A wide variety of industrial applications require access to man-made transport conduits in order to safely and efficiently practice associated technologies. For example, liquid and gas transportation services, utilities, communications and power installations, fiber optics, and slurry and water transportation facilities all require pipeline access in order to carry out their various operations.
Other technical fields requiring pipeline installations include oil and gas exploration and production. However, many potential oil and gas exploration and production sites are significantly constrained by environmental regulations and other special circumstances that make transportation, installation and maintenance of pipeline equipment difficult or impossible to readily achieve.
For example, oil and gas reserves are often found in terrain with near-surface water accumulations, such as swamps, captive lakes, estuaries, shorelines, and permafrost regions. In the case of swamps, the ground is generally too soft to safely support trucks and other heavy equipment required to deliver and install pipeline trenching and support equipment. Captive lakes are also troublesome, especially when disposed between terminal points of a pipeline installation; in such cases, the pipeline generally has to be re-routed around the lake, which greatly increases the complexity and expense of the operation. Near estuaries and shorelines, the associated land-to-water interface is often unsuitable for supporting pipeline installation equipment, while in permafrost regions, installation of heavy equipment is supportable only during certain months of the year, viz., those winter months when the ground surface is securely frozen.

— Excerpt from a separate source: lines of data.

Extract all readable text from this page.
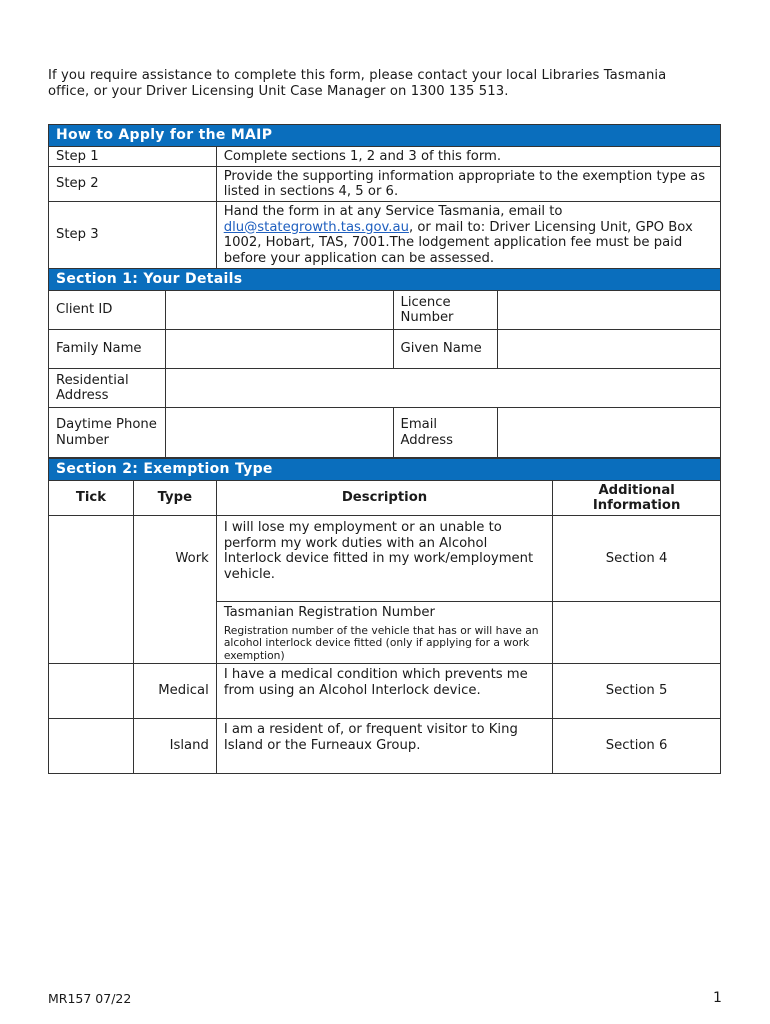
If you require assistance to complete this form, please contact your local Libraries Tasmania

office, or your Driver Licensing Unit Case Manager on 1300 135 513.

How to Apply for the MAIP	
Step 1	Complete sections 1, 2 and 3 of this form.
Step 2	Provide the supporting information appropriate to the exemption type as listed in sections 4, 5 or 6.
Step 3	Hand the form in at any Service Tasmania, email to dlu@stategrowth.tas.gov.au, or mail to: Driver Licensing Unit, GPO Box 1002, Hobart, TAS, 7001.The lodgement application fee must be paid before your application can be assessed.
Section 1: Your Details			
Client ID		Licence Number	
Family Name		Given Name	
Residential Address			
Daytime Phone Number		Email Address	
Section 2: Exemption Type			
Tick	Type	Description	Additional Information
	Work	I will lose my employment or an unable to perform my work duties with an Alcohol Interlock device fitted in my work/employment vehicle.	Section 4
		Tasmanian Registration Number
Registration number of the vehicle that has or will have an alcohol interlock device fitted (only if applying for a work exemption)	

	Medical	I have a medical condition which prevents me from using an Alcohol Interlock device.	Section 5
	Island	I am a resident of, or frequent visitor to King Island or the Furneaux Group.	Section 6
MR157 07/22	1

In still other regions, for example, near gorges and canyons, interfering terrain features often effectively preclude cost-efficient drilling and production of oil and gas reserves.
Under cities and towns, the technical aspects of pipeline installation and maintenance are generally more straightforward, since associated ground surfaces are usually firmer and more capable of supporting multiple conduit and infrastructure installations than wilderness regions; however, costs associated with rights of way and competition for shared physical resources can greatly diminish the value of a prospective pipeline operation. Conversely, shoreline regions often pose significant construction and maintenance challenges for pipeline operations, and environmental constraints can significantly impact the location of a pipeline route and the means by which it is installed and maintained.
Many regions in which oil and gas reserves are disposed are also environmentally sensitive, and surface access by heavy transport vehicles can seriously damage the underlying terrain and/or affect wildlife breeding areas and migration paths. Such problems are particularly acute in arctic tundra and permafrost regions, where road construction is often prohibited or limited to temporary seasonal access, and operations are frequently encumbered by wildlife and regulatory concerns.
Wherever a well is drilled and produced, the resulting oil and gas must eventually be transported from the wellhead to either a storage or transportation facility. Currently, the most common method of transporting oil and gas is by means of a pipeline. Under normal circumstances, pipelines are run above ground and affixed to a series of braces set in trenches dug into a ground surface. Other pipelines, including those that run shorter distances under obstacles such as buildings or rivers, are typically carried out by either tunneling operations or horizontal drilling technology. Tunneling operations, however, are much more expensive and complicated than trenching technology, and thus pipelines are generally disposed above surface trenches whenever possible.
Since tunneling is generally the most expensive and complicated fluid transport solution, and since the setting of trenches in premium locations sought by drillers and explorers is often prohibitively difficult and expensive to achieve, there is presently a widespread need for a system and method of installing and maintaining a pipeline that is independent of both trenching and tunneling technologies, and especially for a system and method that avoids trenching and tunneling while minimizing disturbance to associated ground surfaces during pipeline installation and maintenance operations.